About the Village
Whitchurch-on-Thames is a picturesque village with a population of about 790, lying within the Chilterns Area of Outstanding Natural Beauty. Most of the village is designated as a Conservation Area. We have an ancient church, a thriving primary school and two welcoming pubs. Across the River Thames, reached by a 100-year-old toll bridge, are the shops and trains of Pangbourne, Berkshire.
The Toll Bridge
Since 1792 there has been a toll bridge across the Thames, linking Whitchurch-on-Thames in Oxfordshire with Pangbourne in Berkshire. The present bridge, built in 1902, is the third on the site. It is a Grade II listed structure and has a statutory weight limit of 7.5 tonnes.
The bridge is owned and operated by the privately owned Whitchurch Bridge Company under Acts of Parliament of 1792 and 1988. The company's website provides full information.
The bridge has been closed to traffic since 3rd October 2013 while it is completely rebuilt . The scheduled date for reopening was 14th April 2014. However delays, including those due to river floods, have caused the re-opening date to be revised initially to July 2014 and revised again to September 2014. A temporary footbridge is available for pedestrians and cyclists. Detailed information on the reconstruction project can be found on the Whitchurch Bridge Company's website, address above. See also this page of the Whitchurch Web.
A warm welcome awaits you in the village's two pubs, The Greyhound and The Ferryboat.
The Greyhound Inn, on the High Street in the middle of the village, is managed by Ruan Keegan. Tel: 0118 996 8947
Country Pub &
Restaurant, on the High Street near the toll bridge, is managed by Graham
Dednum. Head chef Ramon runs the bistro-style restaurant. Please see
their website for opening times and menus. Closed on Mondays. Tel: 0118 984 2161
The Picture Gallery
In the High Street, the village shop of earlier times is now Modern Artists Gallery and has a display of contemporary art on two floors.
In fields on both sides of Hardwick Road large numbers of alpacas can be seen.
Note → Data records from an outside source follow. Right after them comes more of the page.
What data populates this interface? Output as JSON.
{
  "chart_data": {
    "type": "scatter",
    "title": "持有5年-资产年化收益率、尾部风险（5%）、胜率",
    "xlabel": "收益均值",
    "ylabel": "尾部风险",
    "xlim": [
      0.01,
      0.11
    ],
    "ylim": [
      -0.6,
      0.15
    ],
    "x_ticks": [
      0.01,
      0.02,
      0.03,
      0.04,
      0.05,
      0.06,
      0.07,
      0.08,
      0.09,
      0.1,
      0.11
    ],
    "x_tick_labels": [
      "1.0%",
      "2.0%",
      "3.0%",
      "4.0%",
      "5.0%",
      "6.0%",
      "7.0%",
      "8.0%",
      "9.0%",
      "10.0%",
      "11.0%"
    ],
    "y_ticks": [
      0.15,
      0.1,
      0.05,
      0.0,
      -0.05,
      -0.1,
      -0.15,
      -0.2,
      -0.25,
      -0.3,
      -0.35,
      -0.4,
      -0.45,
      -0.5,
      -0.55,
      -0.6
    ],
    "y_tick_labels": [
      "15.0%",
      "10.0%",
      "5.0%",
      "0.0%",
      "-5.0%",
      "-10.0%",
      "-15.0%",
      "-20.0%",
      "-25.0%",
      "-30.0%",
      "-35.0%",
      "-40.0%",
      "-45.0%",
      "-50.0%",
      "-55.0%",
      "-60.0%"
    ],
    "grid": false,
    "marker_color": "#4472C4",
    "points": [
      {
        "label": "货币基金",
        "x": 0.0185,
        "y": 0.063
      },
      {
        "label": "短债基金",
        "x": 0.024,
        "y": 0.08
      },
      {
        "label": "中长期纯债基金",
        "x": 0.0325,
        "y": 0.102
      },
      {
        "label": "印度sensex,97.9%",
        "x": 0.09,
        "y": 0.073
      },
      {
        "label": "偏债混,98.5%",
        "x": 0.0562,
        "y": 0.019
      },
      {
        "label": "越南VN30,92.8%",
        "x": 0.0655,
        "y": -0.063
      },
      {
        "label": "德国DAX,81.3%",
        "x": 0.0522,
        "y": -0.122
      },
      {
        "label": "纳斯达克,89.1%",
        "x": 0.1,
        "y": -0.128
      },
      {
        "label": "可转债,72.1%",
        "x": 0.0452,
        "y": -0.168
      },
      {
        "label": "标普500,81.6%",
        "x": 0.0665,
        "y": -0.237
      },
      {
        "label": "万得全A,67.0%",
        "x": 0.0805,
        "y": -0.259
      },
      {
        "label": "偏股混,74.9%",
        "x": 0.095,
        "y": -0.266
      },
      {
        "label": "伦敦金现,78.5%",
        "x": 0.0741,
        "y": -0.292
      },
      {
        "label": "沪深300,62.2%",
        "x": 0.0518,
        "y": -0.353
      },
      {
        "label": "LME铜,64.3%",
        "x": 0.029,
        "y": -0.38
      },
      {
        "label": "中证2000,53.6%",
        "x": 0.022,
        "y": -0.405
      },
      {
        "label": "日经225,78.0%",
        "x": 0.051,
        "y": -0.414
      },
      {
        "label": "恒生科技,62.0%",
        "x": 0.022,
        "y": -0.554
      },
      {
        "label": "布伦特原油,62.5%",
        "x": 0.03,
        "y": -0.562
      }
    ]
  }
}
Bozedown Alpacas, founded in 1989, is one of the largest alpaca breeding and stud centres in the country.
Installed in 2004, the Maze can be found at the eastern end of the village beside Hardwick Road. Planted with thyme and overlooked by a sundial, this is a haven for wildlife and picnickers.
Hardwick House and Estate
The privately-owned Hardwick Estate is set in woodlands leading down to the Thames on the eastern side of Whitchurch. The history, information about how the farm is run organically today, events at Hardwick House are all detailed in their website.
The scenic Hartslock Bridleway links Whitchurch with Goring. This article describes its ancient role as the Tuddingway and tells the story of new steps on a slippery slope. There is also an article by Pat Preece, published in Oxfordshire Local History in 2006.